Two people have minor injuries after a Maverick flying car that took off from Dunnellon airport in central Florida crashed back down and caught fire Tuesday morning, police say.

The Marion County Sheriff's Office issued a statement posted to Facebook that read: "The NTSB and FAA will not be responding because they do not recognize this as an aircraft."

The flying car did, though, reportedly have an FAA registry number.

The Maverick, which retails for $94,000 (50 percent downpayment required), was designed by a nonprofit called the Indigenous Peoples' Technology and Education Center. Its mission is to "provide tools and technologies to God-followers in frontiers areas to meet their needs."

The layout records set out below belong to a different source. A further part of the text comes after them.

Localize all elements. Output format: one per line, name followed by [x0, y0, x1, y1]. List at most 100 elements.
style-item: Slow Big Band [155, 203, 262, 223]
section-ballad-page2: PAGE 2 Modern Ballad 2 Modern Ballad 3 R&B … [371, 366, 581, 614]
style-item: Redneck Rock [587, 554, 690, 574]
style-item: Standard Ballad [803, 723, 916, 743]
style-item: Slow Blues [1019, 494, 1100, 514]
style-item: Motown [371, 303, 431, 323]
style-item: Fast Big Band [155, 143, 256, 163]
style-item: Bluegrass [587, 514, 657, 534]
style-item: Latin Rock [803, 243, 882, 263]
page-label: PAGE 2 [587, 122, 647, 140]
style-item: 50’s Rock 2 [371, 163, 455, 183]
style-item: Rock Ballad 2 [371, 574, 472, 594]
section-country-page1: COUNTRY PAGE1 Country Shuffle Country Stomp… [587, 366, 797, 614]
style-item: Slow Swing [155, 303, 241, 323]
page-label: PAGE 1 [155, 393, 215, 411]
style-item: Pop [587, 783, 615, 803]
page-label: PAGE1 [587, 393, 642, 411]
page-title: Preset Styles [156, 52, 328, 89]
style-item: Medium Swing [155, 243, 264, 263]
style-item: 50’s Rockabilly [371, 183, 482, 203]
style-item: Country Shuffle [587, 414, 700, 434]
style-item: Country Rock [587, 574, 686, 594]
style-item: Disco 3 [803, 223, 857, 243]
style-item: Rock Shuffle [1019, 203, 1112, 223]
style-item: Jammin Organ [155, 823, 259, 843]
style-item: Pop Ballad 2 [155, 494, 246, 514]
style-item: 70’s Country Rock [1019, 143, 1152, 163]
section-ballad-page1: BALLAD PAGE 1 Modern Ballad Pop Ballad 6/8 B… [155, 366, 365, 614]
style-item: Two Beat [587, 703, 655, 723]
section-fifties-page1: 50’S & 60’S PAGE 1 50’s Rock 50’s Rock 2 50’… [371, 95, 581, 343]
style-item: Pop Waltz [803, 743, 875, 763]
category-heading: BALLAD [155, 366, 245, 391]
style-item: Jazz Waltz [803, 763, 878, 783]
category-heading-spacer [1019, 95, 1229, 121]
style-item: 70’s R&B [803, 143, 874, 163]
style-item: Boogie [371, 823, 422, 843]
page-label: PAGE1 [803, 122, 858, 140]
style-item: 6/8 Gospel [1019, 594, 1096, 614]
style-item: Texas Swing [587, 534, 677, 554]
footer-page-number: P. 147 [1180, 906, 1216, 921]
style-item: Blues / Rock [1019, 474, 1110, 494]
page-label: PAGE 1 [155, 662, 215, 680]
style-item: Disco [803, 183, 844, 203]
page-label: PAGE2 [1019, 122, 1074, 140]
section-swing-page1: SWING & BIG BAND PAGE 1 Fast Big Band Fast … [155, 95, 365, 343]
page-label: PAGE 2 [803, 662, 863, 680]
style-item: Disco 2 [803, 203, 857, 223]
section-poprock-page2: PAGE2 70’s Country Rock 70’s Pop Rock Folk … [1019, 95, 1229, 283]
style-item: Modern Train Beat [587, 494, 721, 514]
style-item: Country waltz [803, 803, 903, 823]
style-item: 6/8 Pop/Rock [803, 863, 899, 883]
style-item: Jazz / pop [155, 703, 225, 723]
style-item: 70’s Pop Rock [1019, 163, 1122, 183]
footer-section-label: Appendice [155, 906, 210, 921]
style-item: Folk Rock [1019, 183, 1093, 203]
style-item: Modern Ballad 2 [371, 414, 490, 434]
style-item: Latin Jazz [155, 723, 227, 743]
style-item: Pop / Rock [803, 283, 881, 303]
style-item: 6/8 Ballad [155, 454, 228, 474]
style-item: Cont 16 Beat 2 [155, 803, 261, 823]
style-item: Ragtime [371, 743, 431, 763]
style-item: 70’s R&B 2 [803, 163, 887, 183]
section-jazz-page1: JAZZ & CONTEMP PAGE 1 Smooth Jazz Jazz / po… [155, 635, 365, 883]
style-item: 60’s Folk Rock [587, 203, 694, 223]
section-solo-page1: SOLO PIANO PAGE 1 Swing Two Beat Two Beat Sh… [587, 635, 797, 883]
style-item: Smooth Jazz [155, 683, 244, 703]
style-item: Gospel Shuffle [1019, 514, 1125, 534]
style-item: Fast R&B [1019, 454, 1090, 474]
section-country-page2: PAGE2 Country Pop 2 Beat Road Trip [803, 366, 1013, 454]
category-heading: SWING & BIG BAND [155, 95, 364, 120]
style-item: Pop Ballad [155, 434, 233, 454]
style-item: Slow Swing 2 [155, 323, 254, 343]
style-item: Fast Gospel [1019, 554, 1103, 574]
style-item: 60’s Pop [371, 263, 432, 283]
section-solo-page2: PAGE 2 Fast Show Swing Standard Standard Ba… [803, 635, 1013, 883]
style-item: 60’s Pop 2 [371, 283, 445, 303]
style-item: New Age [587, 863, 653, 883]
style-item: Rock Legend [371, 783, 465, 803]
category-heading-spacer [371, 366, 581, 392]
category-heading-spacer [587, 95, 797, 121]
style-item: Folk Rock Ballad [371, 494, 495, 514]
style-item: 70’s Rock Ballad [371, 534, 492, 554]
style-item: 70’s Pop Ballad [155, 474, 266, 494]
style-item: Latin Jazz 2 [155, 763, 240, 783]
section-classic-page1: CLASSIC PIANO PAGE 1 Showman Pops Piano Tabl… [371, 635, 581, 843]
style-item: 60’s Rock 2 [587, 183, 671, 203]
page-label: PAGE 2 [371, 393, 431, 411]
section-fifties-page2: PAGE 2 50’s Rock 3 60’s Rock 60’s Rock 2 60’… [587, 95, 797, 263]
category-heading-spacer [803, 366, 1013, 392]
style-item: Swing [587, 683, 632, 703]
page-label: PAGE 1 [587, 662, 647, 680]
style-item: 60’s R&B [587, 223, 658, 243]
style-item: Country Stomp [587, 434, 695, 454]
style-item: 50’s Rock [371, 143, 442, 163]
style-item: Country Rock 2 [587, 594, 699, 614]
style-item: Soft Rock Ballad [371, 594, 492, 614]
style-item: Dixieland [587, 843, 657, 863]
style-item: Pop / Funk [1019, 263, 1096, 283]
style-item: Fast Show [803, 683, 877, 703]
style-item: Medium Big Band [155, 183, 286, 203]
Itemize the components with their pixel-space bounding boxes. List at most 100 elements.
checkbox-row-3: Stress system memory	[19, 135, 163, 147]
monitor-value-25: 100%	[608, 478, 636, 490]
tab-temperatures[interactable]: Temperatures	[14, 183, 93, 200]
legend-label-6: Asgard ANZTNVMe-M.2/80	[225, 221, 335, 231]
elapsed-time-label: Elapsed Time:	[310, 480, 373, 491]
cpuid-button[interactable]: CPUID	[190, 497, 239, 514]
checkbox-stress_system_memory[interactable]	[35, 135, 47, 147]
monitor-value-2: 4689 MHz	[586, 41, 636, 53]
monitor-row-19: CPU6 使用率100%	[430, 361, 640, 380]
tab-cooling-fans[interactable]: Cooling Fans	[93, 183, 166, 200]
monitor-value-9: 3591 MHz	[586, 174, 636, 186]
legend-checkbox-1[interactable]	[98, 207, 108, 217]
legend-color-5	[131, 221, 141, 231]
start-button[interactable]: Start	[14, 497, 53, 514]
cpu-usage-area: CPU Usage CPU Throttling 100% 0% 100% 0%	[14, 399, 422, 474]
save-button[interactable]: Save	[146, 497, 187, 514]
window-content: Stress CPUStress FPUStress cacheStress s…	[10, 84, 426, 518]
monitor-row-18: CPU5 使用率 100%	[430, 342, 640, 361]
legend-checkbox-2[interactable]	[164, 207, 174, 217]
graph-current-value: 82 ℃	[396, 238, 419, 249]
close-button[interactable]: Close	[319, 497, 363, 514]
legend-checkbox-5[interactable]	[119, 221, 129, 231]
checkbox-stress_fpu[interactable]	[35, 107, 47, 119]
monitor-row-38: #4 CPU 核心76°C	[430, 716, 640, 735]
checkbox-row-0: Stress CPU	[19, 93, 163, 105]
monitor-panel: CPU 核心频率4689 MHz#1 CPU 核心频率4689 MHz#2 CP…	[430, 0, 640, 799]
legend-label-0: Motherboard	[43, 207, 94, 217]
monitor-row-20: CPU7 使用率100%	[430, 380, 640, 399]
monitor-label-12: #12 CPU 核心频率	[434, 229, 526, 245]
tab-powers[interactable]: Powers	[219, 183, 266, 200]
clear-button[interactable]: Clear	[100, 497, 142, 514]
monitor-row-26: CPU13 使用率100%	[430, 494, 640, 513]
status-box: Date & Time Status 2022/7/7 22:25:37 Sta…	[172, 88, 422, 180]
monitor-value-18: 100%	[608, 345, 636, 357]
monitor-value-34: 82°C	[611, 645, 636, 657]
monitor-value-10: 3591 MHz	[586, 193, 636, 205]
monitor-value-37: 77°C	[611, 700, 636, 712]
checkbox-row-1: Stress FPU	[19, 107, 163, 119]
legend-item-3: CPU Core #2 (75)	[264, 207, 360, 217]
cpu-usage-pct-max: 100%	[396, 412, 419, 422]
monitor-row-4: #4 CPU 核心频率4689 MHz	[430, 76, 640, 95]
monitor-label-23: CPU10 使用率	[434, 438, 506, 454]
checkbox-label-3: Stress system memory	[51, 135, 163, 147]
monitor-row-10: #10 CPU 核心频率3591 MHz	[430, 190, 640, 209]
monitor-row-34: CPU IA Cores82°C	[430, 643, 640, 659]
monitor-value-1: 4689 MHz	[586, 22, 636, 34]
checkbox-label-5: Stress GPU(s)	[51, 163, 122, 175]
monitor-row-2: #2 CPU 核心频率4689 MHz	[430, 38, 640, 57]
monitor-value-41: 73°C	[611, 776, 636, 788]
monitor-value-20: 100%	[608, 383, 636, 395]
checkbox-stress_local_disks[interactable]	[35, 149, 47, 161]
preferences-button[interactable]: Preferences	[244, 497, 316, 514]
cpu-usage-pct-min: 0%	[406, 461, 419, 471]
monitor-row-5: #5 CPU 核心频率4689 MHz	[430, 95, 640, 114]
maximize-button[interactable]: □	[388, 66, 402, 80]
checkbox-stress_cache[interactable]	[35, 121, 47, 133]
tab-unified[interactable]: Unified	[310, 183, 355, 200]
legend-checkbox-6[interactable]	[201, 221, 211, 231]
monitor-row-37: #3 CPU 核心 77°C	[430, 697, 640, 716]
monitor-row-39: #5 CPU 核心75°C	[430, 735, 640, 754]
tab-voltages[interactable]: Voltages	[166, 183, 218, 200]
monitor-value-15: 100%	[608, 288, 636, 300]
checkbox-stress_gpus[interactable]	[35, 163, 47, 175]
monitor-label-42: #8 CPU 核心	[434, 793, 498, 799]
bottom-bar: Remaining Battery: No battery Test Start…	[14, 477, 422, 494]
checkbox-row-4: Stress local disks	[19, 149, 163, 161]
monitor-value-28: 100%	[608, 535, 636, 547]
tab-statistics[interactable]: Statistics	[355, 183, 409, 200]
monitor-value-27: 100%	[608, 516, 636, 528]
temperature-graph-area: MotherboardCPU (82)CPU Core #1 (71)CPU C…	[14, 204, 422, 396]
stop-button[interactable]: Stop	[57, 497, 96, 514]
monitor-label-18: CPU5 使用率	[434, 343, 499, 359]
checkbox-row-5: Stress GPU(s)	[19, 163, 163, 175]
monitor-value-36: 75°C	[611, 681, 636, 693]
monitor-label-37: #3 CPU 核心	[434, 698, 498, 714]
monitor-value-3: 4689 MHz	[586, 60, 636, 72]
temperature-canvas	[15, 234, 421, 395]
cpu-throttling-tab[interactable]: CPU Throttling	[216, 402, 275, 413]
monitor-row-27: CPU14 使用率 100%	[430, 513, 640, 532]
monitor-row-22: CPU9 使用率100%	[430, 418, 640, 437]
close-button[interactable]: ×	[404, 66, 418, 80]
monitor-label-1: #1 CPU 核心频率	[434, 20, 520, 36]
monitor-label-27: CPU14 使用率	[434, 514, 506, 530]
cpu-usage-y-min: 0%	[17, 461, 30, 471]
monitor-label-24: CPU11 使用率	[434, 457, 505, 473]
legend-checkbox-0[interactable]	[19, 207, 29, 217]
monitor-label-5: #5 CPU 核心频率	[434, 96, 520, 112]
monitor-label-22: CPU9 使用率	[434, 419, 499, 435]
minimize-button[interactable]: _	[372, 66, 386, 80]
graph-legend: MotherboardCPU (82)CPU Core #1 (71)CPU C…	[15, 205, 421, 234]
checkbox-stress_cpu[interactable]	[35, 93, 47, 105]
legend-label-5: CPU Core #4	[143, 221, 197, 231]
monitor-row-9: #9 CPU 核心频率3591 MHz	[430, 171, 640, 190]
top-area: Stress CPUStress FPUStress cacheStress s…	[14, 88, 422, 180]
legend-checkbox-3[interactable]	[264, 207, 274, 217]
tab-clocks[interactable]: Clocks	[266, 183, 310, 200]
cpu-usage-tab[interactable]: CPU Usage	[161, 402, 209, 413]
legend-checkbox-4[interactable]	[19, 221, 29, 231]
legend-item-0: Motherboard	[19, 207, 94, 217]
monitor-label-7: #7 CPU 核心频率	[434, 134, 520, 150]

One of its developers, Troy Townsend, described in a YouTube video posted a few weeks ago how the Maverick -- which flies with the aid of a parachute -- had been to various shows over the summer to display its capabilities.

In today's incident, the two people on board have not been named. However, this isn't the first time the Maverick has crashed.

In May of last year, it reportedly crashed into an elementary schoolyard in Vernon, British Columbia. A report at the time also said that two men suffered minor injuries.

I-Tec sent me this statement on Wednesday: "The Pilot and passenger were transported to a local medical facility for evaluation and are recovering well. The first flight of the morning was completed by a South American humanitarian pilot planning to use the Maverick for the benefit of isolated tribes deep in the Amazon jungle in villages without airstrips.

This was followed by a short orientation flight by the BEYOND ROADS chief pilot, Troy Townsend. For, reason or reasons that we have not yet identified, the Maverick descended to the ground shortly after take off. The Maverick structure and high tech suspension limited the pilot and passenger injuries but a fuel line ruptured upon impact. The ensuing fire destroyed the Maverick, valued at $100,000.

What we do know is that there was no major systems failure in the vehicle or in the drive system. This has been verified by a number of knowledgeable eyewitnesses, including the ground crew, in addition to video footage shot by the observers.

We also know that this unfortunate accident does not reduce the need of isolated peoples around the world for a multi-medium vehicle like the Maverick."

Updated at 9:17 a.m. PT on October 22 with statement from I-Tec.